Bislang gehören 35 Prozent an der Drewag der Geso und 10 Prozent der Thüga. Nun wurden die seit zwölf Jahren bestehenden Verträge fristgerecht gekündigt. Damit werden die Stadtwerke ab 2013 wieder vollständig in den Besitz der sächsischen Landeshauptstadt gelangen. Die hatte vor zwölf Jahren 45 Prozent abgegeben und dafür 82 Millionen Euro bekommen. Alleine durch Gewinnausschüttungen gingen aber in diesem Zeitraum rund 200 Millionen Euro an die beiden Minderheitsgesellschafter.
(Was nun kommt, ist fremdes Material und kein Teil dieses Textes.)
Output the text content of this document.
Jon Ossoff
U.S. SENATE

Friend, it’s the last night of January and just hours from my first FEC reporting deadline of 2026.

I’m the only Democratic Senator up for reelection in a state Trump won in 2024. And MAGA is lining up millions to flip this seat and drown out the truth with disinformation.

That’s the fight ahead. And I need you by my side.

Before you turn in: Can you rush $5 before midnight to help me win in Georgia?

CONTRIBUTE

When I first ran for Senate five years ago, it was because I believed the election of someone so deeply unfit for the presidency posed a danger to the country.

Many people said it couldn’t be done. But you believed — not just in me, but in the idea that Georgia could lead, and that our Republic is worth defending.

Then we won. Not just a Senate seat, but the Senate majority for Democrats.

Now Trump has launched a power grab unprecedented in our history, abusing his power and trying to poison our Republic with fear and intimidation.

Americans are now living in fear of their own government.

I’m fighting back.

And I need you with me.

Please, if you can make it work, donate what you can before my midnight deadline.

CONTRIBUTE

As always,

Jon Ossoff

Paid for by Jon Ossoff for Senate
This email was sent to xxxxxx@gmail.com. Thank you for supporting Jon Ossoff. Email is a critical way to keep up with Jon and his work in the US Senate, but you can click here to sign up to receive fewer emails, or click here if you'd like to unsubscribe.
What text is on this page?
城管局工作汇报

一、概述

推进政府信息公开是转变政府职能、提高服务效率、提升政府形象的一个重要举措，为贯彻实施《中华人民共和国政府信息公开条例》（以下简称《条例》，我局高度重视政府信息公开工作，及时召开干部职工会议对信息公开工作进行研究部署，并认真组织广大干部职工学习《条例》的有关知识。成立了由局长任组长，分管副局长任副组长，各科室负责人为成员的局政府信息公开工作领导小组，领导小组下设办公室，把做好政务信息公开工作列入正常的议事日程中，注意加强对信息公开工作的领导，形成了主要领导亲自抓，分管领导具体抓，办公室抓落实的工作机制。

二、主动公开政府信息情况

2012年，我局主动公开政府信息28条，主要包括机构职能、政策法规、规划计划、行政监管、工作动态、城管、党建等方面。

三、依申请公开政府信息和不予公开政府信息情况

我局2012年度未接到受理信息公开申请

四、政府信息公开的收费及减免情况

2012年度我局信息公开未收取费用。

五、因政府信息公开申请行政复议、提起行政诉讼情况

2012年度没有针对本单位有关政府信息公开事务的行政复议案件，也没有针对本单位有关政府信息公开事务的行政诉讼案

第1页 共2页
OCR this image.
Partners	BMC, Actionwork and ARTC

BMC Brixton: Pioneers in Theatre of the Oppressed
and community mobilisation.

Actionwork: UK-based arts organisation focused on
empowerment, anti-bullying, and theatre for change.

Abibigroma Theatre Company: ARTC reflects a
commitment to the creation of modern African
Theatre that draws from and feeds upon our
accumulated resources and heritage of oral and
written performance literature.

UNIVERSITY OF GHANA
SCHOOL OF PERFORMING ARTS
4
Die verlangen für den Verkauf dem Vernehmen nach eine dreistellige Millionensumme. Hinter beiden standen bis vor kurzem zwei der vier großen Stromanbieter in Deutschland. Die Geso ist eine hundertprozentige Tochter von EnBW während die Thüga bis zum Sommer 2009 zu E.ON gehörte, dann aber von einer Stadtwerke-Gruppe übernommen wurde.

Und auch die Geso wird aller Voraussicht nach demnächst von EnBW veräußert werden. Als Abnehmer steht die Stadt Dresden im Verbund mit 163 weiteren Kommunen aus dem östlichen Sachsen bereit. Grund für diese Verkäufe sind Auflagen des Bundeskartellamts, die den vier Stromriesen große Auflagen gerade im Bereich der Stadtwerkebeteiligungen machen.